2.Posté par Philippe le 22/10/2012 16:40
Amène à nous la bas na mette l'ordre pou ou.

3.Posté par Simplet le 22/10/2012 16:42
"On ne veut plus de ce développement colonial qui prolifère dans tous les DOM" ...

On croit rêver ... quand on connaît Mr NARAYANIN ... lui qui n'a jamais eu de scrupules avec certaines entreprises réunionnaises ... se plaint aujourd'hui de ce que lui fait subir une entreprise métropolitaine, en invoquant le "colonialisme".

Il faut être gonflé quand même ... C'est juste le monde des affaires, Mr NARAYANIN ... Un monde que vous ne connaissez que trop bien ...

4.Posté par .PEî FOUTU!!! le 22/10/2012 18:10
c'est pas boug la la privatise ti parking etang salé les bains avec son reseau ti copains copines ,,,??.

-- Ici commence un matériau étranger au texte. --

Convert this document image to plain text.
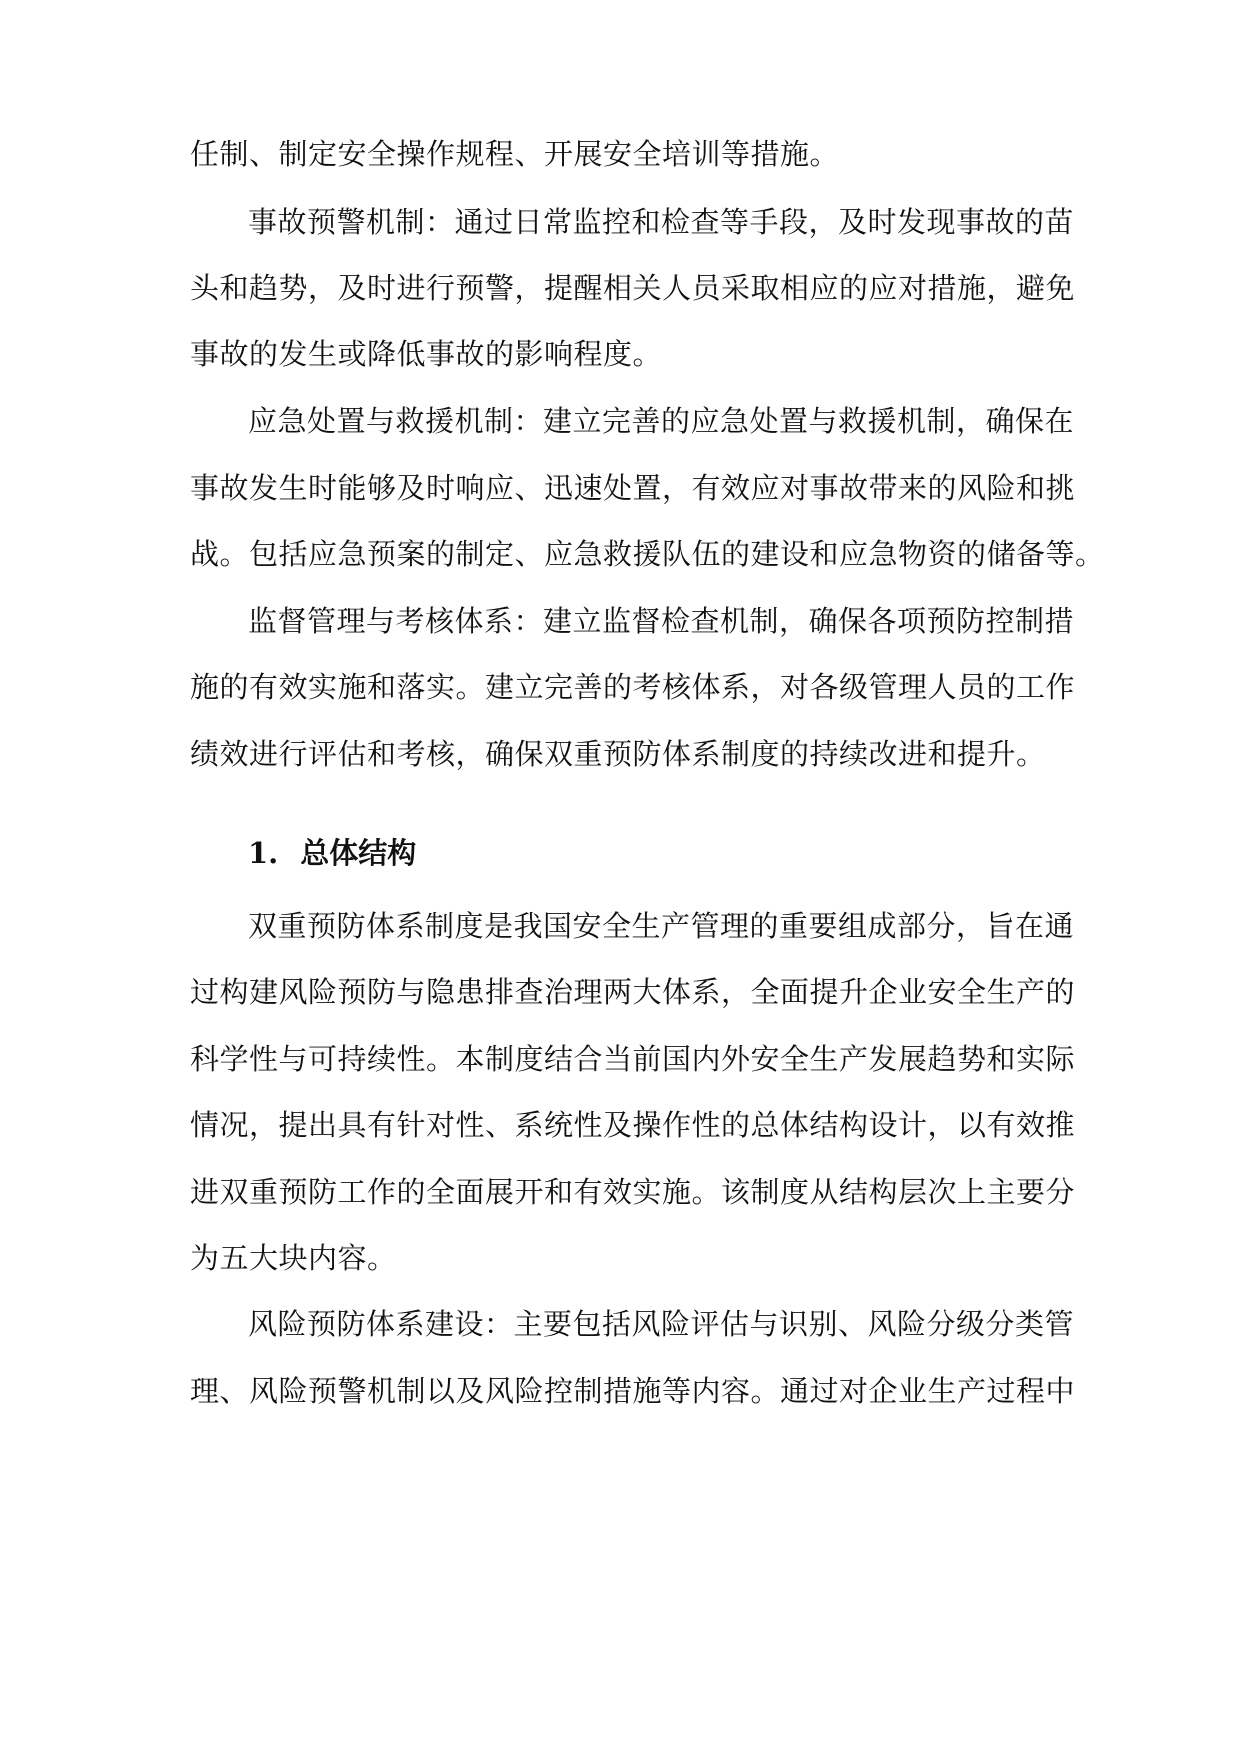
任制、制定安全操作规程、开展安全培训等措施。
事故预警机制：通过日常监控和检查等手段，及时发现事故的苗
头和趋势，及时进行预警，提醒相关人员采取相应的应对措施，避免
事故的发生或降低事故的影响程度。
应急处置与救援机制：建立完善的应急处置与救援机制，确保在
事故发生时能够及时响应、迅速处置，有效应对事故带来的风险和挑
战。包括应急预案的制定、应急救援队伍的建设和应急物资的储备等。
监督管理与考核体系：建立监督检查机制，确保各项预防控制措
施的有效实施和落实。建立完善的考核体系，对各级管理人员的工作
绩效进行评估和考核，确保双重预防体系制度的持续改进和提升。
1. 总体结构
双重预防体系制度是我国安全生产管理的重要组成部分，旨在通
过构建风险预防与隐患排查治理两大体系，全面提升企业安全生产的
科学性与可持续性。本制度结合当前国内外安全生产发展趋势和实际
情况，提出具有针对性、系统性及操作性的总体结构设计，以有效推
进双重预防工作的全面展开和有效实施。该制度从结构层次上主要分
为五大块内容。
风险预防体系建设：主要包括风险评估与识别、风险分级分类管
理、风险预警机制以及风险控制措施等内容。通过对企业生产过程中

5.Posté par Le Taliban. le 22/10/2012 19:05
Guito à la mémoire courte.
Que sont devenu les sociétés SOBEX et OUEST-CONCASSAGE.
Vendu à HOLCIM et LAFARGE;mais le personnel est plus loti .
Avant c'était pire que l'esclavage,c'est vrai le personnel avait faim.
A ce jour ils sont payés selon la convention Collective et plus.
Mais il était pire qu'un Colonialiste.
Mais c'est dans le sang,car nous sommes tous pareil .Commandeur!!!

6.Posté par Simplement l''application du droit ? le 22/10/2012 19:13
Dès lors que le bail a été résilié judiciairement, M. Narayannin est un occupant sans droit ni titre. L'expulsion est dès lors logique : elle est attachée nécessairement à la résiliation.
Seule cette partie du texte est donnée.